Il motivo della pertinenza delle forme arrotondate lo spiega Lee raccontando recentemente su Nature l’idea dell’esperimento: «Siamo molto curiosi di capire come la natura possa creare diverse strutture e funzionalità a partire dai singoli mattoni, come il collagene per gli animali e la cellulosa per le piante. Abbiamo pensato al fatto che i cambiamenti periodici nell’attività cellulare (notte/giorno, estate/inverno) fanno emettere alla cellula differenti quantitativi di macromolecole in micro-ambienti ben confinati e curvi, che possono giocare perciò un ruolo cruciale nella formazione di strutture così sofisticate. Crediamo che le strutture biologiche elicoidali composte di nanofibre siano fondamentali in questi processi, ma per il collagene e la cellulosa è stata provata con difficoltà l’ingegnerizzazione delle loro proprietà chimiche e fisiche per studiarne i processi di assemblaggio. Perciò ci siamo spinti a cercare nuovi materiali elicoidali ingegnerizzabili». La scelta, perciò, è ricaduta su M13, che “fortunatamente si è rivelato perfetto per questo tipo di studi”, chiosa ancora Lee.

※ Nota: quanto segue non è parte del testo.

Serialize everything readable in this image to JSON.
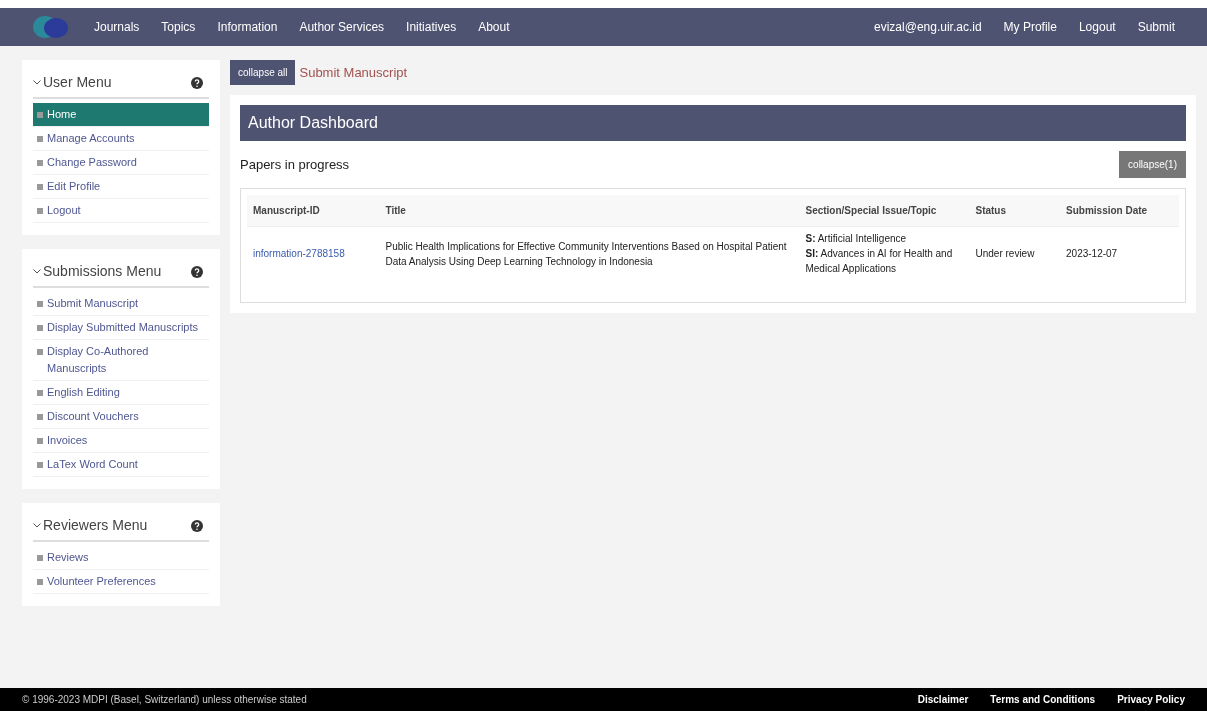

Nel loro laboratorio i ricercatori hanno messo un certa quantità di virus in una soluzione salina dove hanno immerso un sottile substrato sul quale i virus potessero depositarsi e aderire. Variando la velocità con la quale i substrati si ritirano, o la concentrazione del virus in soluzione, o la concentrazione salina della soluzione, i bio-ingegneri hanno ottenuto tre tipologie di film sottili di virus: la prima, realizzata con una sospensione di virus a bassa densità, consiste in bande di filamenti alternate, con i filamenti virali in ciascuna banda orientati perpendicolarmente rispetto alla banda adiacente; nel secondo caso, aumentando la concentrazione dei virus in soluzione, hanno creato una specie di nastro elicoidale, con una possibilità di manipolazione migliore a scale maggiori di quanto non si possa fare alle dimensioni dei virus; nel terzo caso, aumentando ancora la concentrazione di virus e aumentando la velocità di ritirata del substrato, il prodotto ha assunto la forma di filamenti simili ai caratteristici spaghetti in brodo giapponesi.

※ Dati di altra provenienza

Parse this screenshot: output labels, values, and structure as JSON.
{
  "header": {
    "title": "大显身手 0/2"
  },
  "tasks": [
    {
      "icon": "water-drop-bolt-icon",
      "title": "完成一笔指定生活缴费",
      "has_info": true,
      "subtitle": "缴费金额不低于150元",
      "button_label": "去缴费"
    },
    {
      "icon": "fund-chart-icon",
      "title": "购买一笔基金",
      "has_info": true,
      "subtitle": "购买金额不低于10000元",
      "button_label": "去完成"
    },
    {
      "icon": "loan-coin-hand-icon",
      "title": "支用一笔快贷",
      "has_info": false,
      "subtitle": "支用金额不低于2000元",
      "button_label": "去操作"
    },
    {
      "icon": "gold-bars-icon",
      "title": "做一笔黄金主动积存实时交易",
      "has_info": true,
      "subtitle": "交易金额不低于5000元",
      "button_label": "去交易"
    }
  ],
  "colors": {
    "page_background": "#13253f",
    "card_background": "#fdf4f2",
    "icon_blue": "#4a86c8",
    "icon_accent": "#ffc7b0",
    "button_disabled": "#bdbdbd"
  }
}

«La natura – commenta Chung – cambia dinamicamente le variabili ambientali che influenzano la costruzione di un nuovo tessuto mentre esso cresce. La bellezza del nostro sistema è che anche noi possiamo fare lo stesso. Alterando vari parametri, guidiamo il processo verso specifiche strutture in maniera controllata. Possiamo anche realizzare differenti strutture sullo stesso substrato». «Crediamo fermamente che il nostro innovativo approccio alla costruzione di strutture sopramolecolari auto-sagomate sia strettamente simile a quello degli assemblati di fibre elicoidali», aggiunge Lee.

I ricercatori hanno dimostrato che i film di questi nuovi bio-materiali che si autoassemblano in modo gerarchico, come la cornea a livello di complessità più basso, e la pelle a un livello più alto, possono essere utilizzati come substrati biologici, e il team ha per esempio ricreato un materiale simile allo smalto dei denti aggiungendo del calcio e dell’acido fosforico.

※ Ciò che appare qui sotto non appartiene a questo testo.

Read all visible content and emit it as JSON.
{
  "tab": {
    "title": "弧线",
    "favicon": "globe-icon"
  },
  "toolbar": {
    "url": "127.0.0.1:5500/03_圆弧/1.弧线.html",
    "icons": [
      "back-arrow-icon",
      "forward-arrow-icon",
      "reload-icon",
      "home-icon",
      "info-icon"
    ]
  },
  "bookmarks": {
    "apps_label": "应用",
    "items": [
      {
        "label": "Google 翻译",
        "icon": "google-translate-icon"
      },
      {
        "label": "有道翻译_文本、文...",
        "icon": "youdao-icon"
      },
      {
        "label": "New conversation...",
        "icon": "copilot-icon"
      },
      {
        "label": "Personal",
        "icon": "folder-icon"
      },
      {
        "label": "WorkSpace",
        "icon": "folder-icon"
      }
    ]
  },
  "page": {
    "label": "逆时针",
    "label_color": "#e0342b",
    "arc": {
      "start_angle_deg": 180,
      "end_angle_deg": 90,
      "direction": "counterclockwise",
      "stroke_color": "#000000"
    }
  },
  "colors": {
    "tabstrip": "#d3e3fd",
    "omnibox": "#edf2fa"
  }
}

Si aprono molte strade, dunque; la vera innovazione sta però nella semplicità e dinamicità del metodo gerarchizzato di produzione del nuovo materiale: si può già pensare a come utilizzare questo tipo di approccio anche per analizzare e intervenire nei meccanismi di degenerazione come l’Alzheimer, o per la riparazione e la rigenerazione di molti altri tessuti biologici, o anche per la creazione di nuovi materiali inorganici di cui si riesca a regolare le proprietà ottiche, meccaniche ed elettriche dal livello della scala nanoscopica fino a quella macroscopica.